At a press briefing after the regular Cabinet meeting on August 11, Dao Minh Tu, Deputy Governor of the State Bank of Vietnam (SBV), said the pandemic had been raging in many localities and the Government had repeatedly sought action plans to eliminate the difficulties facing enterprises to reach the dual goals of fighting the pandemic and ensuring stable socioeconomic development.

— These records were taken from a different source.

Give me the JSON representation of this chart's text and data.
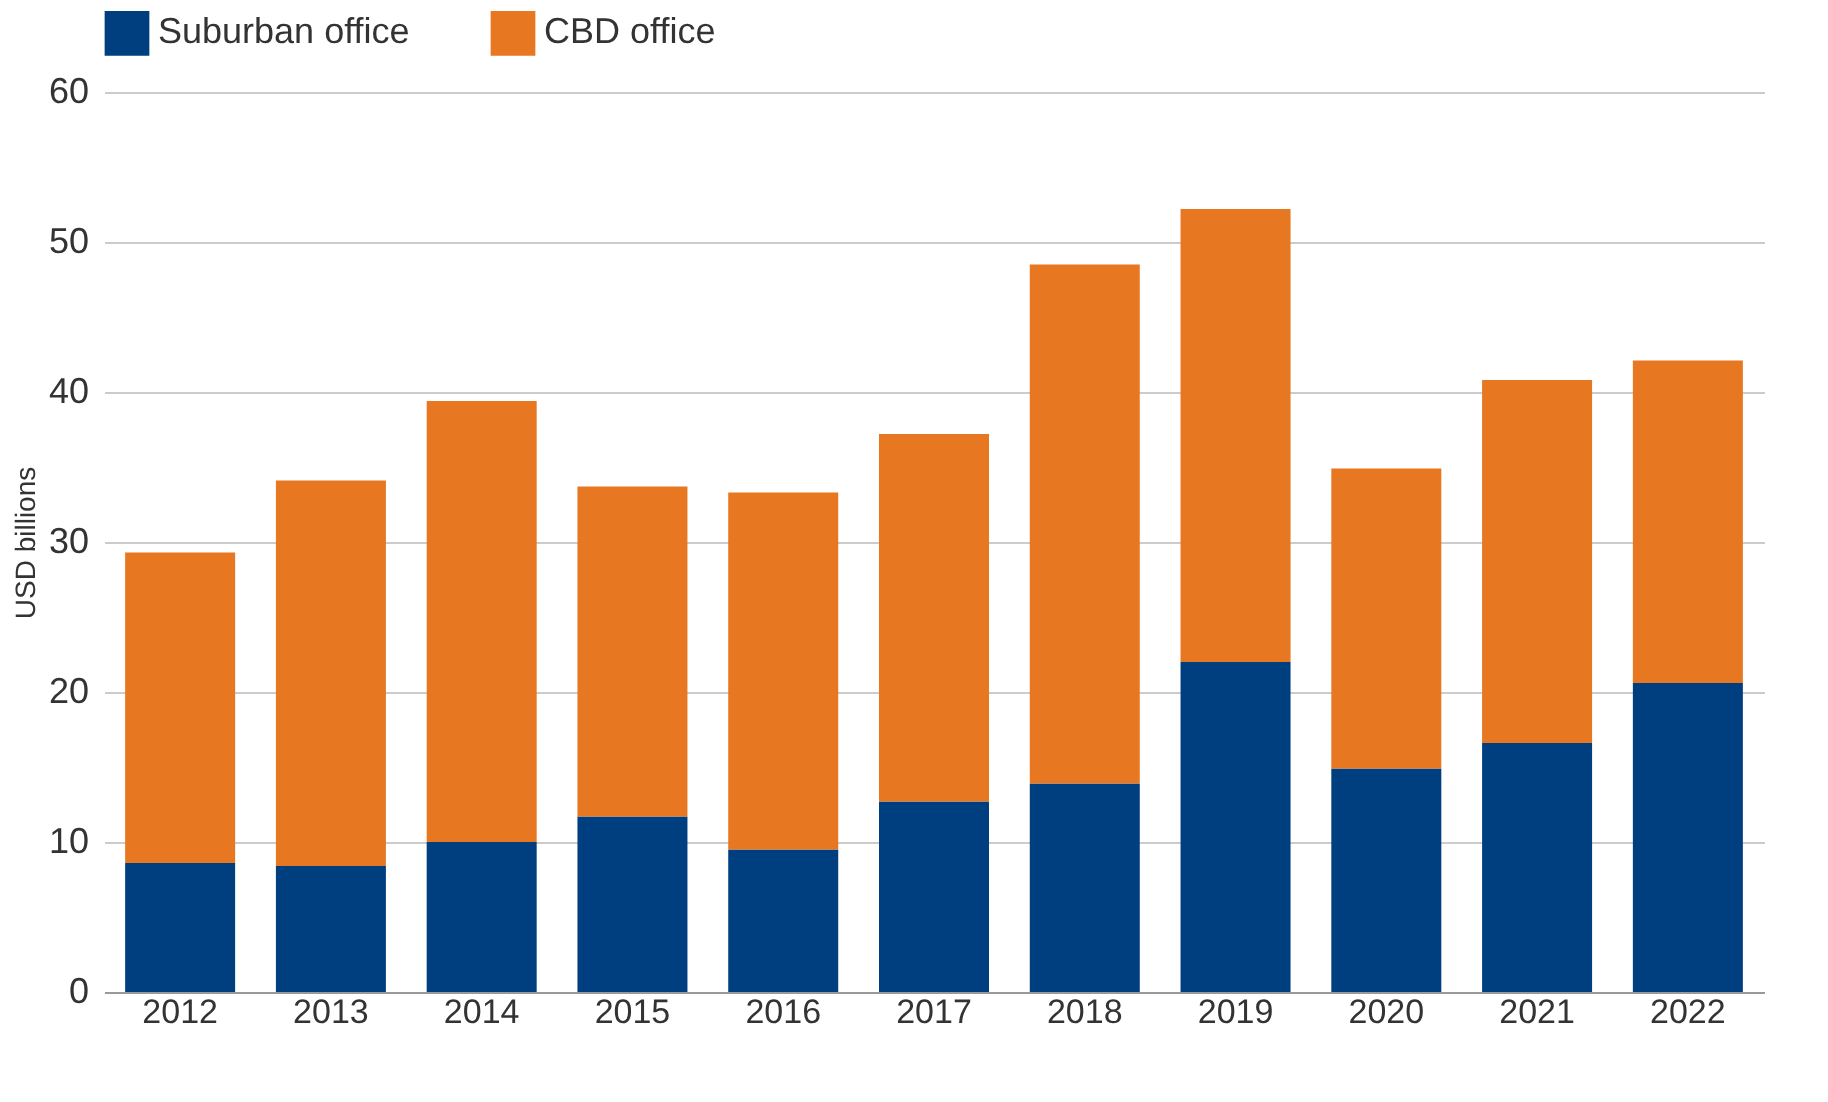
{
  "chart_data": {
    "type": "bar",
    "stacked": true,
    "ylabel": "USD billions",
    "categories": [
      "2012",
      "2013",
      "2014",
      "2015",
      "2016",
      "2017",
      "2018",
      "2019",
      "2020",
      "2021",
      "2022"
    ],
    "series": [
      {
        "name": "Suburban office",
        "color": "#003f7f",
        "values": [
          8.6,
          8.4,
          10.0,
          11.7,
          9.5,
          12.7,
          13.9,
          22.0,
          14.9,
          16.6,
          20.6
        ]
      },
      {
        "name": "CBD office",
        "color": "#e87722",
        "values": [
          20.7,
          25.7,
          29.4,
          22.0,
          23.8,
          24.5,
          34.6,
          30.2,
          20.0,
          24.2,
          21.5
        ]
      }
    ],
    "ylim": [
      0,
      60
    ],
    "yticks": [
      0,
      10,
      20,
      30,
      40,
      50,
      60
    ],
    "grid": "y",
    "legend": "top"
  }
}
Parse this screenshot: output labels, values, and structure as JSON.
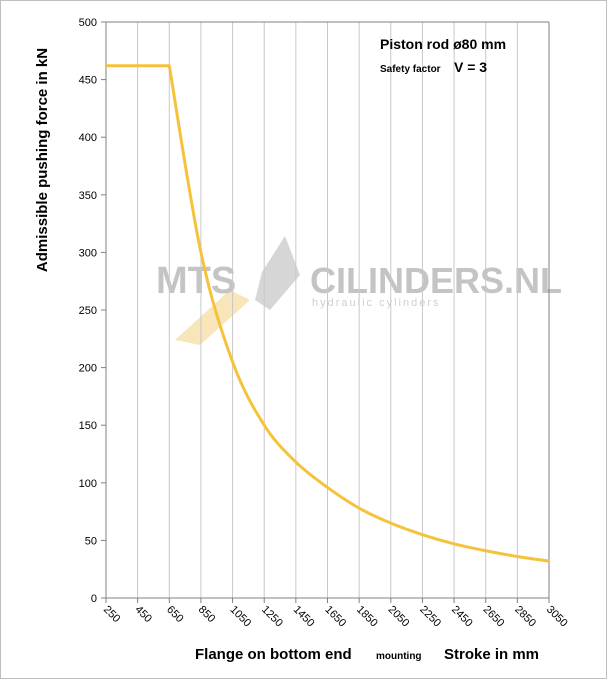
{
  "chart_data": {
    "type": "line",
    "x": [
      250,
      650,
      850,
      1050,
      1250,
      1450,
      1650,
      1850,
      2050,
      2250,
      2450,
      2650,
      2850,
      3050
    ],
    "series": [
      {
        "values": [
          462,
          462,
          300,
          205,
          150,
          118,
          96,
          78,
          65,
          55,
          47,
          41,
          36,
          32
        ]
      }
    ],
    "xticks": [
      250,
      450,
      650,
      850,
      1050,
      1250,
      1450,
      1650,
      1850,
      2050,
      2250,
      2450,
      2650,
      2850,
      3050
    ],
    "yticks": [
      0,
      50,
      100,
      150,
      200,
      250,
      300,
      350,
      400,
      450,
      500
    ],
    "xlim": [
      250,
      3050
    ],
    "ylim": [
      0,
      500
    ],
    "ylabel": "Admissible  pushing  force in  kN",
    "xlabel_main": "Flange on bottom end",
    "xlabel_small": "mounting",
    "xlabel_right": "Stroke in mm",
    "annotation_line1": "Piston rod ø80 mm",
    "annotation_small": "Safety factor",
    "annotation_value": "V = 3",
    "grid": {
      "vertical": true,
      "horizontal": false
    },
    "line_color": "#f5c33b"
  },
  "watermark": {
    "left": "MTS",
    "right": "CILINDERS.NL",
    "sub": "hydraulic  cylinders"
  }
}
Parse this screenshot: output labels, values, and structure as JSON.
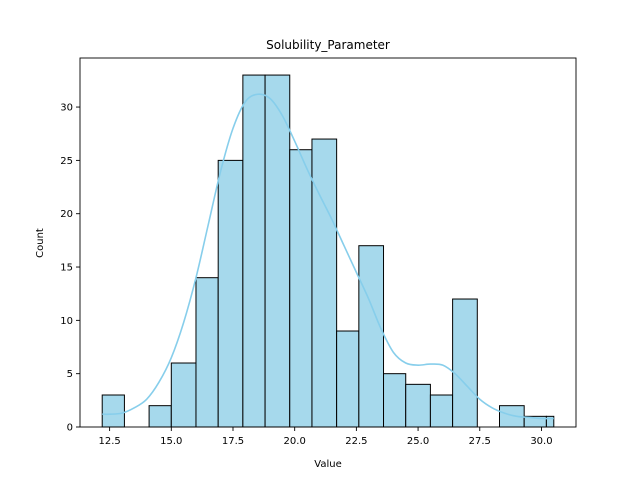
{
  "chart_data": {
    "type": "bar",
    "subtype": "histogram",
    "title": "Solubility_Parameter",
    "xlabel": "Value",
    "ylabel": "Count",
    "bin_edges": [
      12.2,
      13.1,
      14.1,
      15.0,
      16.0,
      16.9,
      17.9,
      18.8,
      19.8,
      20.7,
      21.7,
      22.6,
      23.6,
      24.5,
      25.5,
      26.4,
      27.4,
      28.3,
      29.3,
      30.2,
      30.5
    ],
    "counts": [
      3,
      0,
      2,
      6,
      14,
      25,
      33,
      33,
      26,
      27,
      9,
      17,
      5,
      4,
      3,
      12,
      0,
      2,
      1,
      1
    ],
    "xlim": [
      11.3,
      31.4
    ],
    "ylim": [
      0,
      34.6
    ],
    "xticks": [
      12.5,
      15.0,
      17.5,
      20.0,
      22.5,
      25.0,
      27.5,
      30.0
    ],
    "xtick_labels": [
      "12.5",
      "15.0",
      "17.5",
      "20.0",
      "22.5",
      "25.0",
      "27.5",
      "30.0"
    ],
    "yticks": [
      0,
      5,
      10,
      15,
      20,
      25,
      30
    ],
    "ytick_labels": [
      "0",
      "5",
      "10",
      "15",
      "20",
      "25",
      "30"
    ],
    "kde": {
      "x": [
        12.2,
        12.5,
        13.0,
        13.5,
        14.0,
        14.5,
        15.0,
        15.5,
        16.0,
        16.5,
        17.0,
        17.5,
        18.0,
        18.5,
        19.0,
        19.5,
        20.0,
        20.5,
        21.0,
        21.5,
        22.0,
        22.5,
        23.0,
        23.5,
        24.0,
        24.5,
        25.0,
        25.5,
        26.0,
        26.5,
        27.0,
        27.5,
        28.0,
        28.5,
        29.0,
        29.5,
        30.0,
        30.5
      ],
      "y": [
        1.2,
        1.2,
        1.3,
        1.8,
        2.6,
        4.2,
        6.5,
        9.8,
        14.0,
        19.0,
        24.0,
        28.0,
        30.5,
        31.2,
        30.8,
        29.2,
        26.8,
        24.2,
        21.8,
        19.5,
        17.0,
        14.5,
        12.0,
        9.2,
        7.0,
        6.0,
        5.8,
        5.9,
        5.8,
        5.0,
        3.8,
        2.6,
        1.8,
        1.3,
        1.0,
        0.9,
        0.8,
        0.8
      ]
    },
    "grid": false,
    "legend": "none",
    "colors": {
      "bar_fill": "#a6d9ec",
      "bar_edge": "#000000",
      "kde_line": "#87ceeb"
    }
  }
}
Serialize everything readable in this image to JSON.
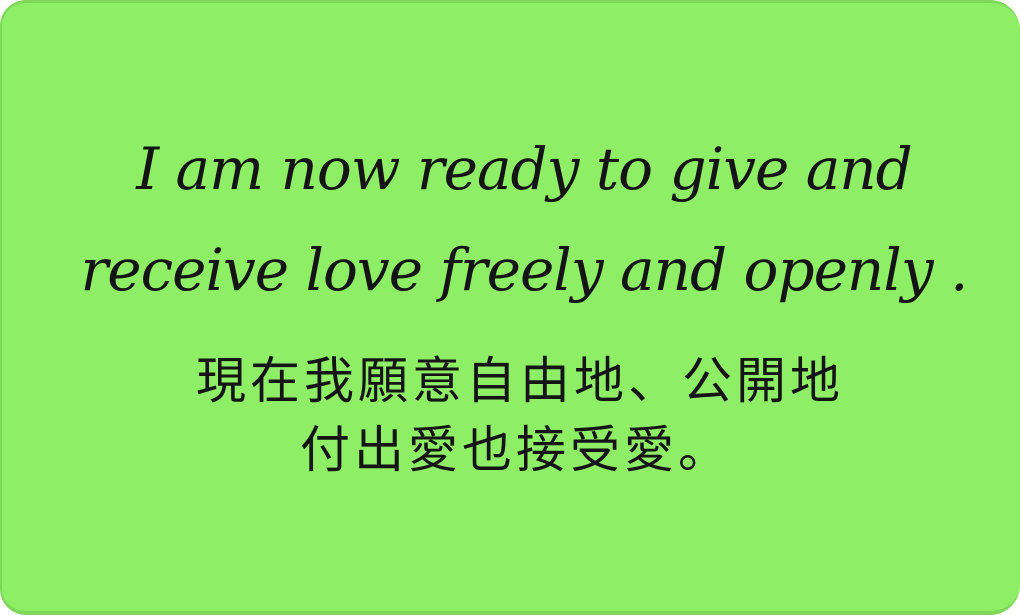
{
  "card": {
    "background_color": "#8eee65",
    "text_color": "#141414",
    "english_lines": [
      "I am now ready to give and",
      "receive love freely and openly ."
    ],
    "chinese_lines": [
      "現在我願意自由地、公開地",
      "付出愛也接受愛。"
    ]
  }
}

Following the Government’s directives, the banking sector launched multiple solutions, such as rescheduling loan repayments and reducing lending rates, Lao Dong newspaper reported.

Most recently, 16 banks have committed to supporting the economy with the capital sourced from their profits. Four big State-owned banks–Vietcombank, VietinBank, Agribank and BIDV—have also committed a VND1-trillion package to reduce lending rates for enterprises and residents in localities facing difficulties caused by the pandemic and practicing social distancing under the prime minister’s Directive 16.

In addition, these banks have exempted all customers in HCMC and Binh Duong from banking fees.

SBV will ensure banks are living up to their commitments and will require them to regularly report the results of their support solutions, Tu added.

Since the Covid-19 pandemic broke out in Vietnam, the central bank has cut the operating interest rate by 1.5 to 2 percentage points and called on commercial banks to reduce their lending rates.

Tu said banks had cut lending rates with a total value of VND18.83 trillion since last year, benefitting multiple enterprises.

The central bank has also adopted social policies to contribute some VND7.5 trillion to the VND26-trillion support package for the disadvantaged during the pandemic.